Yes, that’s right…the planning and productivity consultant is suggesting that there may be value in choosing not to act. Why?
Let me share an experience from my professional life (stop me if you can relate): I once had a boss with whom I worked very closely on a variety of projects. This boss was a great vision person, and the boss thought I was a great execution person (not really my place to say I am). We had this wonderful style of working where the boss would speak extemporaneously about an idea or vision, I would take notes, and then I would draft a summary document or plan.
Cool! What a fun working relationship, except…this boss was rarely ready to have a summary document completed and checked off a list after the first conversation.
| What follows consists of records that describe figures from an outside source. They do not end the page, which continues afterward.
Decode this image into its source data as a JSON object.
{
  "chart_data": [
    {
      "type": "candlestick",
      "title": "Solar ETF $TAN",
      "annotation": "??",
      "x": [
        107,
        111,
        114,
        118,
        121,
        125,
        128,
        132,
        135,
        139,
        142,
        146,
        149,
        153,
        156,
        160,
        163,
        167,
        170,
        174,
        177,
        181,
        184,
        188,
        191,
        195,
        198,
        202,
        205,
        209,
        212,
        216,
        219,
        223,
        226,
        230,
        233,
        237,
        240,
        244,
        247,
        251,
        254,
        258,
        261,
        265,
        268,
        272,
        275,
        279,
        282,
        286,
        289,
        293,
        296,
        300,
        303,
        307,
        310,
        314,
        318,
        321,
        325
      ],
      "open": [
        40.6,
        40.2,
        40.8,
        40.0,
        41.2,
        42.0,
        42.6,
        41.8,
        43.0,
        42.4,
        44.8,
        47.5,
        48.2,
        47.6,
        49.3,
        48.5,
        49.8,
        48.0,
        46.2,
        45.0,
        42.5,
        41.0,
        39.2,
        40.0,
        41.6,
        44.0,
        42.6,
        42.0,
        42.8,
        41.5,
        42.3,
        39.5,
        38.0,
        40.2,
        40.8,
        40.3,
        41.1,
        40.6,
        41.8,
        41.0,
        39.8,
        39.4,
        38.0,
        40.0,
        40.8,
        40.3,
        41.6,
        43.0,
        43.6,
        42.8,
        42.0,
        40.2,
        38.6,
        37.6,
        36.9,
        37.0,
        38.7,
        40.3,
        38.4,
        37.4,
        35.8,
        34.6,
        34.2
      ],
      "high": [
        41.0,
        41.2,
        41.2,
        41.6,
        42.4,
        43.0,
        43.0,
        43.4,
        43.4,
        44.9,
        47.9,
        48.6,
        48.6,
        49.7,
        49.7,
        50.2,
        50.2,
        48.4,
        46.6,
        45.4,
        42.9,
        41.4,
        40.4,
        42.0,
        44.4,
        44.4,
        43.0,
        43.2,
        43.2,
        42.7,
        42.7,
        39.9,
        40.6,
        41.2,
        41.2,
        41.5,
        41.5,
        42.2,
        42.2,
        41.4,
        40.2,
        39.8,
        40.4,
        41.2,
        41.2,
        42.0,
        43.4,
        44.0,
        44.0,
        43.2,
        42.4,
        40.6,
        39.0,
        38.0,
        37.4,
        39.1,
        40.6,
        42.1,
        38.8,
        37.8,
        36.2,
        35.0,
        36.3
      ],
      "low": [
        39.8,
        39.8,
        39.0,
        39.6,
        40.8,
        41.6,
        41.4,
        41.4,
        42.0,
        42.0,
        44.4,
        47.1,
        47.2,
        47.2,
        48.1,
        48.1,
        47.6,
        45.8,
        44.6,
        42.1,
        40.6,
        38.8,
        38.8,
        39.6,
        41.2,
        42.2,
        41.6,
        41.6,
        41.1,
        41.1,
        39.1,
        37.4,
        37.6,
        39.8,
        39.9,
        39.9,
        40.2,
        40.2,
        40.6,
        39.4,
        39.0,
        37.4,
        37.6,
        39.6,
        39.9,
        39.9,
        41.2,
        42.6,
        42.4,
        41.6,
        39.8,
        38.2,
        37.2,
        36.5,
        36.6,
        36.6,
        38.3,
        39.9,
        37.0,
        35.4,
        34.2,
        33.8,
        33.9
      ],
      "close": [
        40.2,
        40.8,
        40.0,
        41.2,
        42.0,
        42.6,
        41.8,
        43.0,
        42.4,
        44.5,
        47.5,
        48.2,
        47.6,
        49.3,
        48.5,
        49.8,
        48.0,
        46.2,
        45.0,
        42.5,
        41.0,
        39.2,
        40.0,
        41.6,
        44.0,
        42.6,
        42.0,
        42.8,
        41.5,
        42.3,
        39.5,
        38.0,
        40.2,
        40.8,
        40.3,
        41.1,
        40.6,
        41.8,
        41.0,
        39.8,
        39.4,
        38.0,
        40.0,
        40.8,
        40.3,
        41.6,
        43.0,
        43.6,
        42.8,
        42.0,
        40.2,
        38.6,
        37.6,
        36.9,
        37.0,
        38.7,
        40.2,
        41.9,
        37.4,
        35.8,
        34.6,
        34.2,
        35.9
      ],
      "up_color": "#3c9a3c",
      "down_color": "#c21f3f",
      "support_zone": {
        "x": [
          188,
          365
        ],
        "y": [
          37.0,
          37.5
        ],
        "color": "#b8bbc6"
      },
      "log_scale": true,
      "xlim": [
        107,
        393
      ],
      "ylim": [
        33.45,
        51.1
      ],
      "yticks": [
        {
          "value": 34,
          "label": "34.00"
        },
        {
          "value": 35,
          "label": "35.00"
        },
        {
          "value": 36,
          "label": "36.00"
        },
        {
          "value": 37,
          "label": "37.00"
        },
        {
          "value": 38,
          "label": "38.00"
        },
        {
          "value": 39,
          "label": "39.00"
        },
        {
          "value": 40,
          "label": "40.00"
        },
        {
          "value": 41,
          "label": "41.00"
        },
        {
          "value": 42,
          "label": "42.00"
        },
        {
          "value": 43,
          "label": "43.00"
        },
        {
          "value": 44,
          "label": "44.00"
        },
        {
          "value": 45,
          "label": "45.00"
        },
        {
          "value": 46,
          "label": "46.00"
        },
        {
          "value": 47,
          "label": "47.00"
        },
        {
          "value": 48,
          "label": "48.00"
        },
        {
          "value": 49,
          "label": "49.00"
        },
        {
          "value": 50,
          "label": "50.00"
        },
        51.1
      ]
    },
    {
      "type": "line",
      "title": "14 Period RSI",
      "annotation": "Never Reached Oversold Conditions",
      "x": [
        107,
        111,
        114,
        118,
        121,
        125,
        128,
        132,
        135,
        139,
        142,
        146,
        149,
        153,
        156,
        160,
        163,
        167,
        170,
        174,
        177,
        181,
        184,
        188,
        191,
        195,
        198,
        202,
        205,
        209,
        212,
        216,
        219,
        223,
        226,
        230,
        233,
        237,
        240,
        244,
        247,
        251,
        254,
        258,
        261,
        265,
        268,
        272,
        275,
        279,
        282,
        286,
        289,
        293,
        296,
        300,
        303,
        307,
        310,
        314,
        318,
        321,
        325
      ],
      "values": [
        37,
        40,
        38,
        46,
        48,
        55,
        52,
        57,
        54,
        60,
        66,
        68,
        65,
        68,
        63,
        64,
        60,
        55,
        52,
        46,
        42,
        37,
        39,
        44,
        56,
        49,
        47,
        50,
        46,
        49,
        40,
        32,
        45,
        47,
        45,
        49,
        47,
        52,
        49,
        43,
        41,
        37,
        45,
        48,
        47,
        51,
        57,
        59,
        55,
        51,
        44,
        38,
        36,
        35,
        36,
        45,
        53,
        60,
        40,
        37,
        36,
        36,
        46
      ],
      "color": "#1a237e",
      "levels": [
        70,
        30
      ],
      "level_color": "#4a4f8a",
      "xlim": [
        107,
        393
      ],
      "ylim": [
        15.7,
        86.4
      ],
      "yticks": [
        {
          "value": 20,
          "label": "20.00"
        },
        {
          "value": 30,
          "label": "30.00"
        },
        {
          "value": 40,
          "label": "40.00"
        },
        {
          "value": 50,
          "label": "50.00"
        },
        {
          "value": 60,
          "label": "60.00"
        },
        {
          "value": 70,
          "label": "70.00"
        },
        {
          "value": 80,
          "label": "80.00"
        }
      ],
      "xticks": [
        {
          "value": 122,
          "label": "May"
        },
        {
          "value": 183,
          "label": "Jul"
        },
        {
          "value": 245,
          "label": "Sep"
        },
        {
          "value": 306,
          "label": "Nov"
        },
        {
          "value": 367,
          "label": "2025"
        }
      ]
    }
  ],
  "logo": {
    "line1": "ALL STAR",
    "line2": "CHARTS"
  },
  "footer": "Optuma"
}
My beautiful, immaculate, carefully prepared summaries were often met with lots of re-writing (and in many cases, complete re-creation).
So, I got a little smarter. I still listened and took notes, but I set them aside. The next time we talked, I added to those notes, and perhaps asked if we were still doing certain elements of the original idea that didn’t come up the second time. Repeat that for one or two more discussions. Then I’d hear some magic form of, “why don’t you write all that up and we’ll move forward?” That was how I knew we were done dreaming and ready to act.
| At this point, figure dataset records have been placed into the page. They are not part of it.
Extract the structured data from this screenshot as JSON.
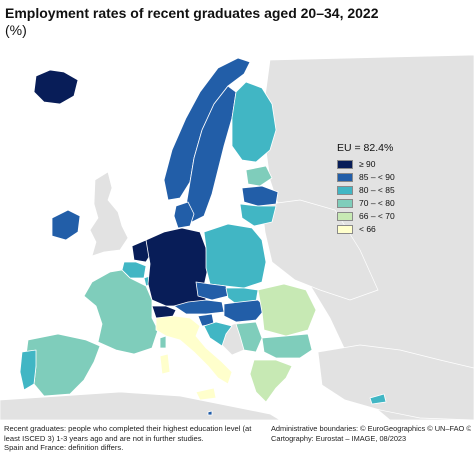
{
  "title": "Employment rates of recent graduates aged 20–34, 2022",
  "unit": "(%)",
  "colors": {
    "background_sea": "#ffffff",
    "non_eu_land": "#e2e2e2",
    "border": "#ffffff",
    "c90": "#081d58",
    "c85": "#225ea8",
    "c80": "#41b6c4",
    "c70": "#7fcdbb",
    "c66": "#c7e9b4",
    "clt66": "#ffffcc"
  },
  "legend": {
    "title": "EU = 82.4%",
    "items": [
      {
        "label": "≥ 90",
        "color": "#081d58"
      },
      {
        "label": "85 – < 90",
        "color": "#225ea8"
      },
      {
        "label": "80 – < 85",
        "color": "#41b6c4"
      },
      {
        "label": "70 – < 80",
        "color": "#7fcdbb"
      },
      {
        "label": "66 – < 70",
        "color": "#c7e9b4"
      },
      {
        "label": "< 66",
        "color": "#ffffcc"
      }
    ]
  },
  "map_classes": {
    "iceland": "≥ 90",
    "norway": "85 – < 90",
    "sweden": "85 – < 90",
    "finland": "80 – < 85",
    "estonia": "70 – < 80",
    "latvia": "85 – < 90",
    "lithuania": "80 – < 85",
    "denmark": "85 – < 90",
    "ireland": "85 – < 90",
    "netherlands": "≥ 90",
    "belgium": "80 – < 85",
    "luxembourg": "80 – < 85",
    "germany": "≥ 90",
    "poland": "80 – < 85",
    "czechia": "85 – < 90",
    "slovakia": "80 – < 85",
    "austria": "85 – < 90",
    "switzerland": "≥ 90",
    "hungary": "85 – < 90",
    "slovenia": "85 – < 90",
    "croatia": "80 – < 85",
    "france": "70 – < 80",
    "spain": "70 – < 80",
    "portugal": "80 – < 85",
    "italy": "< 66",
    "romania": "66 – < 70",
    "bulgaria": "70 – < 80",
    "greece": "66 – < 70",
    "serbia": "70 – < 80",
    "cyprus": "80 – < 85",
    "malta": "85 – < 90"
  },
  "footnotes_left": [
    "Recent graduates: people who completed their highest education level (at",
    "least ISCED 3) 1-3 years ago and are not in further studies.",
    "Spain and France: definition differs."
  ],
  "footnotes_right": [
    "Administrative boundaries: © EuroGeographics © UN–FAO © Turkstat",
    "Cartography: Eurostat – IMAGE, 08/2023"
  ]
}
So, I named this strategic procrastination. Intentionally putting off taking action until the vision, timing, problem, or opportunity is clearer. (Quick disclaimer: I might not be the first person to name this, but whatever…)
I started adopting this in classes, with clients, and even with my own work, ideas, blog posts, Tweets, etc. Think about this in a class based around case studies where students lead discussions. I can sit at the back of the room and the minute they start to stray from the key ideas in the case I can chime in and re-direct them. Good learning will still take place. Or I can let them make mistakes. I can let them miss important details and go down wasteful rabbit trails. Sometimes they find their way back, sometimes they’re shocked at what they missed when I summarize the case at the end. Either way, me sitting back and shutting up until the right strategic moment makes a huge difference in the impact of the actual lesson.
This is an incredibly valuable strategy. Often when the timing doesn’t feel right, it’s a sign not to act. So, wait. When it is time to act, strategic procrastination usually makes it much clearer exactly what to do.